"Your time is limited, so don't waste it living someone else's life. Don't be trapped by dogma — which is living with the results of other people's thinking. Don't let the noise of others' opinions drown out your own inner voice. And most important, have the courage to follow your heart and intuition. They somehow already know what you truly want to become. Everything else is secondary."
(The quote came from a commencement speech he gave at Stanford. I encourage you all to read the whole speech.)
Reading those words came at the right time for me yesterday after a long day of living someone else's 9-5 life.

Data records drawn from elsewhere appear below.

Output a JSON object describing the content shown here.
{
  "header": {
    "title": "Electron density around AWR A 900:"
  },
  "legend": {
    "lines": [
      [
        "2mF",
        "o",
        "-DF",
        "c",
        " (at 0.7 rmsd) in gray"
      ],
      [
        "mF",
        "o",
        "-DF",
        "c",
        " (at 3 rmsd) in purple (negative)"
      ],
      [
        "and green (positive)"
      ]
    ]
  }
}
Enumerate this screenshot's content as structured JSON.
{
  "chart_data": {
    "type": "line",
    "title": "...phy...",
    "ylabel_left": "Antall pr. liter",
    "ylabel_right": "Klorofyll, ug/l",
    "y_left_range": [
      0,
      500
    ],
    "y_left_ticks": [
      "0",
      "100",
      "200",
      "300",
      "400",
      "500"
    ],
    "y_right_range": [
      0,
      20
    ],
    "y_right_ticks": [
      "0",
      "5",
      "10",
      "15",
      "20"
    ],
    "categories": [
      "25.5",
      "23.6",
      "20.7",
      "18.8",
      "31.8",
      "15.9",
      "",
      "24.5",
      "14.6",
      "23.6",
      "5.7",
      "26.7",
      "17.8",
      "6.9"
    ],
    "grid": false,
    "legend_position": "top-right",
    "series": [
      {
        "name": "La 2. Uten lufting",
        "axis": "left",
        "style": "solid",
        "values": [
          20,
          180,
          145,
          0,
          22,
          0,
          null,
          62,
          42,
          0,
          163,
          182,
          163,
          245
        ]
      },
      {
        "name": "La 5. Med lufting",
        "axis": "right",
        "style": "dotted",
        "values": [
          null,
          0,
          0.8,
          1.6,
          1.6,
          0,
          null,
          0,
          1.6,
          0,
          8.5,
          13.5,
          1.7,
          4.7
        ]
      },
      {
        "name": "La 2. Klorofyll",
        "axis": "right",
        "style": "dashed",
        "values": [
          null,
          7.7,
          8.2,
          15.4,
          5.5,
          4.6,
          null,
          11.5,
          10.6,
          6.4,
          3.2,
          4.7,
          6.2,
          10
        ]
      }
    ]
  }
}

The economy is tanking. Many of us are scraping by on low paying (read: no paying) jobs. We have families to feed, mortgages and bills to pay. Everything in our lives is saying follow the herd, stay on the path--what I call "cow logic." Yet, I have the audacity (that's right, I said audacity) to be a poet? What am I thinking? Book sales are declining. Fewer and fewer people read poetry. Heck, if asked, most people cannot name a poet beyond Shakespeare, and even fewer can name a living poet.

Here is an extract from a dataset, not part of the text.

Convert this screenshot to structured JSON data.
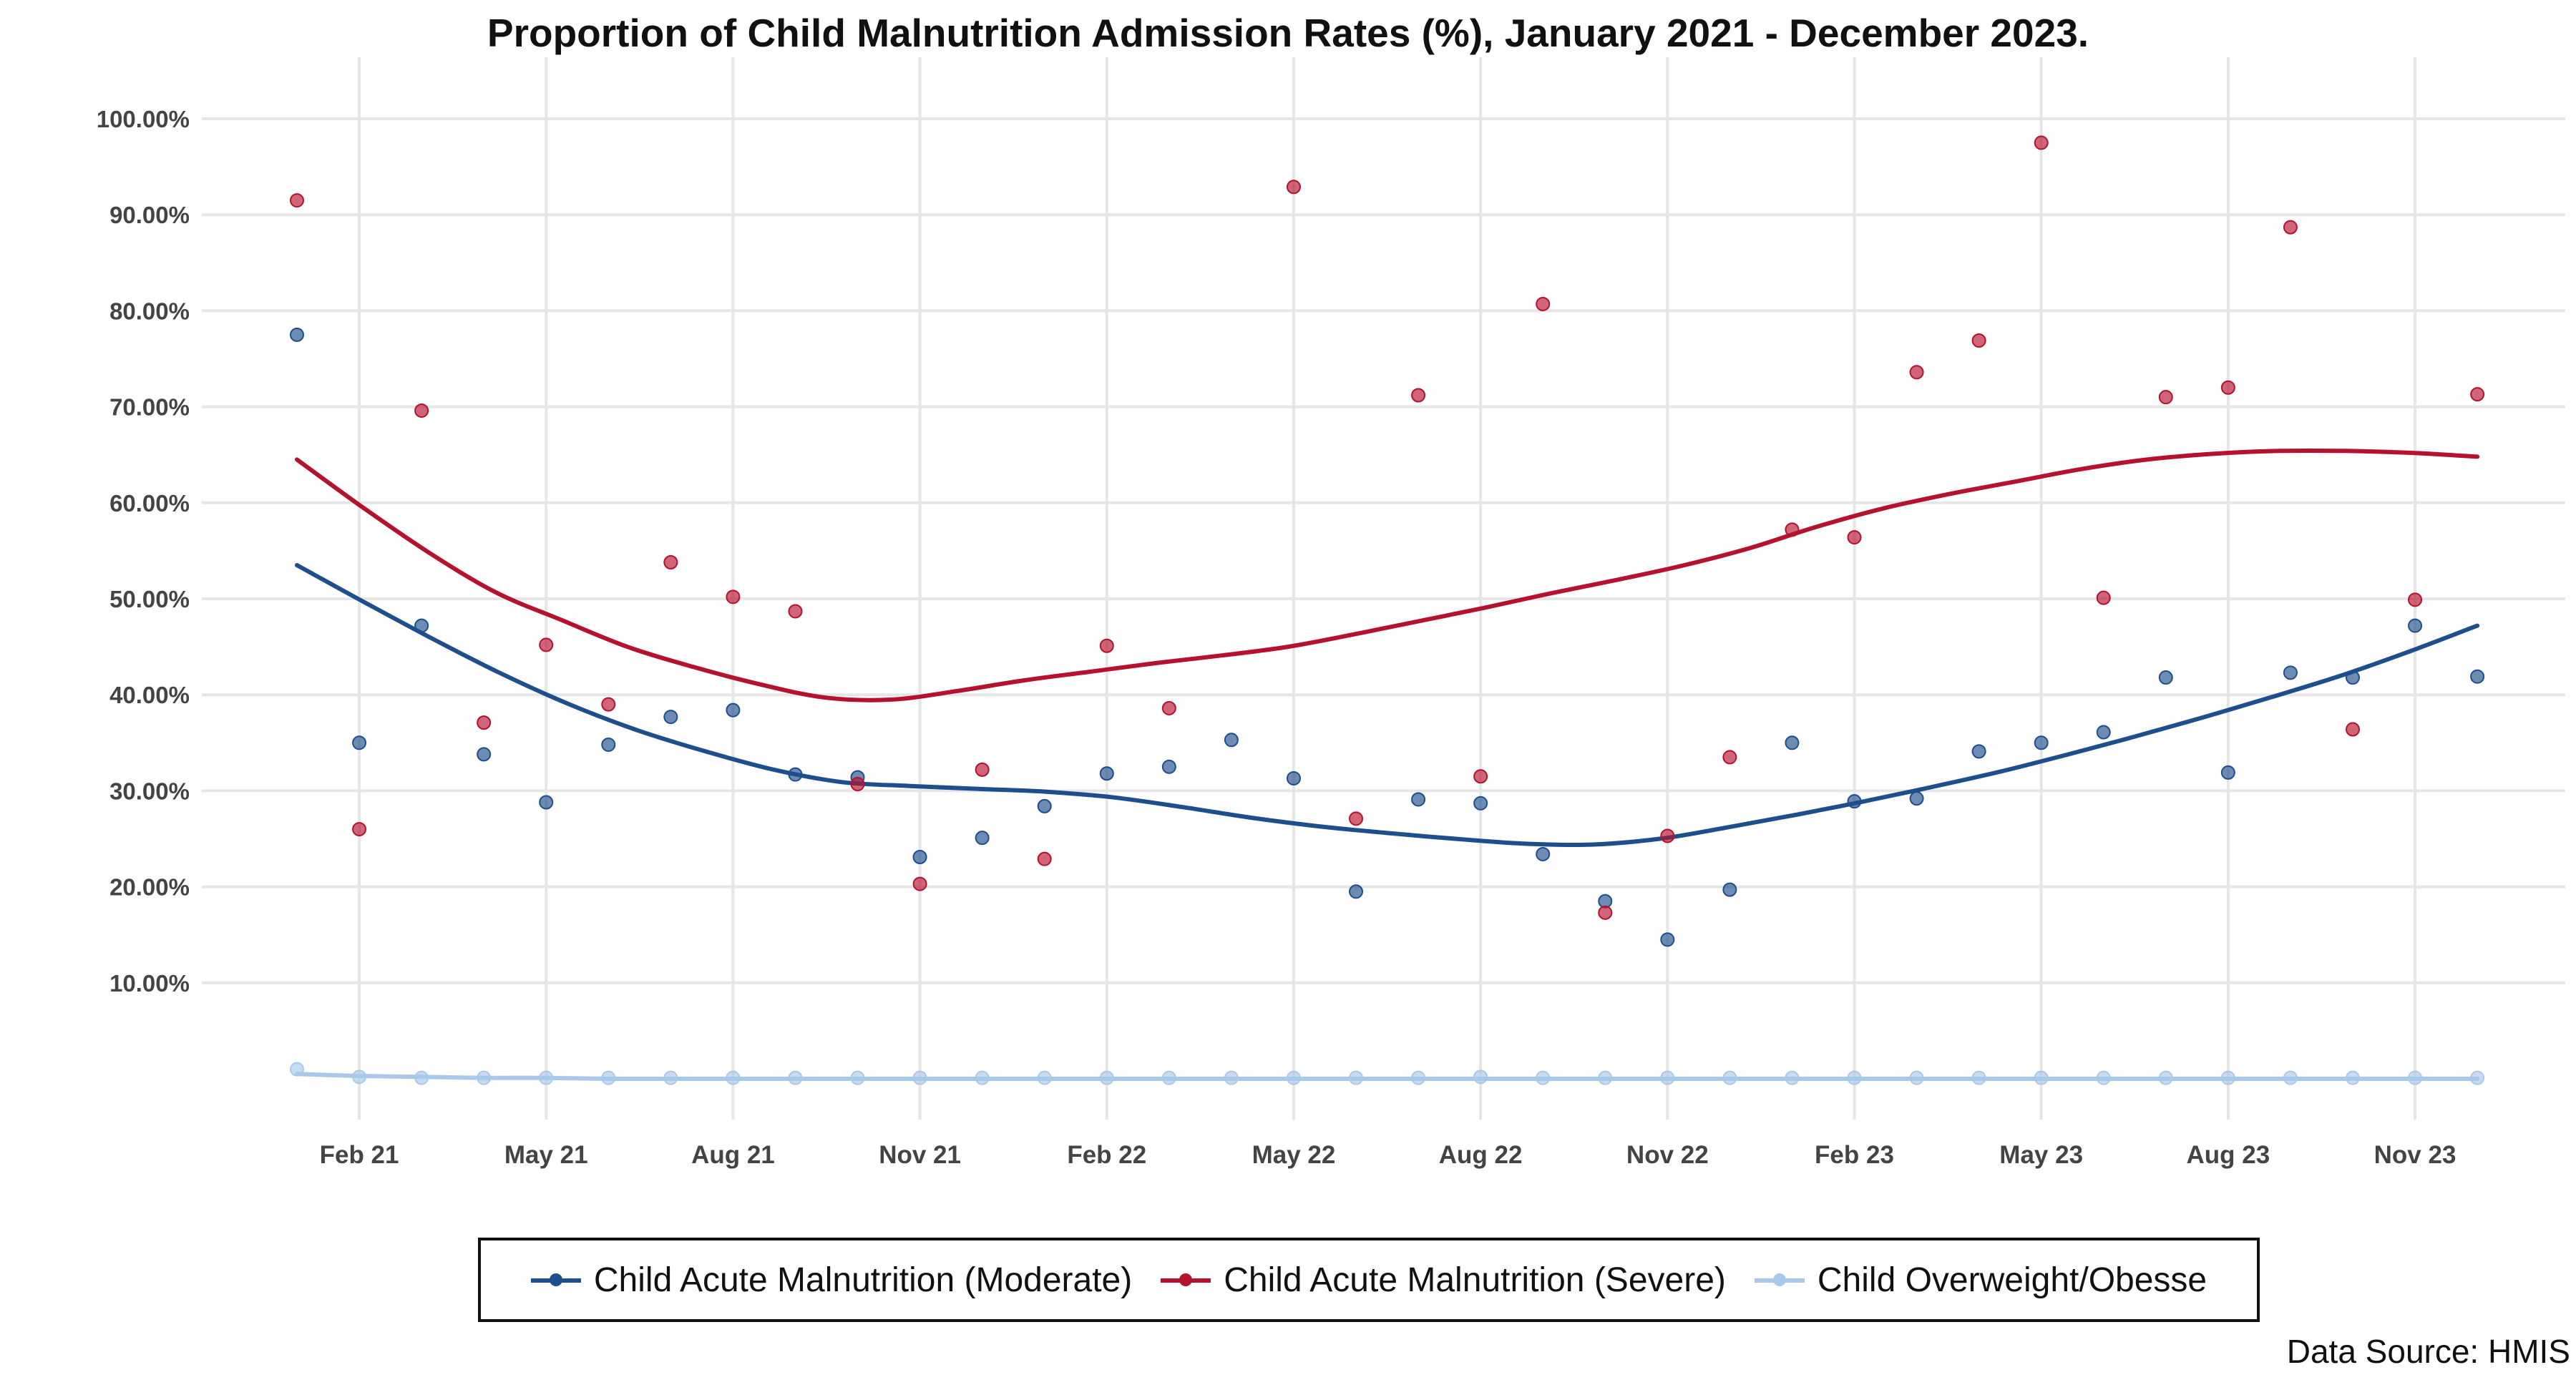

I don't claim to have any answers. I'm not sitting on a big pile of money. Big-name publishers are not banging on my door to publish my next book. But when Steve Jobs talked about living someone else's dogma, I knew exactly what he meant. There are more good reasons not to be a poet than to be one. Yet, I am. I am a poet slogging through a new manuscript that makes me deliriously happy. The act of creation and revision has pushed me beyond my limits, which means I must be living closer to my dogma/personal truth/authentic self than ever before. At least I am trying.
So my wish for you today is to turn up the volume on your inner voice. Do something today that reminds you how connected you are to the world. One small change in your life can make a difference. How can we make the impossible possible? Dream a little. Write a poem. To borrow from Mary Oliver, what are we going to do with our wild and precious lives?
Steve Jobs understood that time is short. He was passionate about his vision to create value and find solutions that would change people's lives. I hope to exhibit a little of that strength of conviction today because that's what I am called to do. That's what my inner voice is telling me.
In the words of Steve Jobs, my wish for you today: Stay hungry. Stay foolish.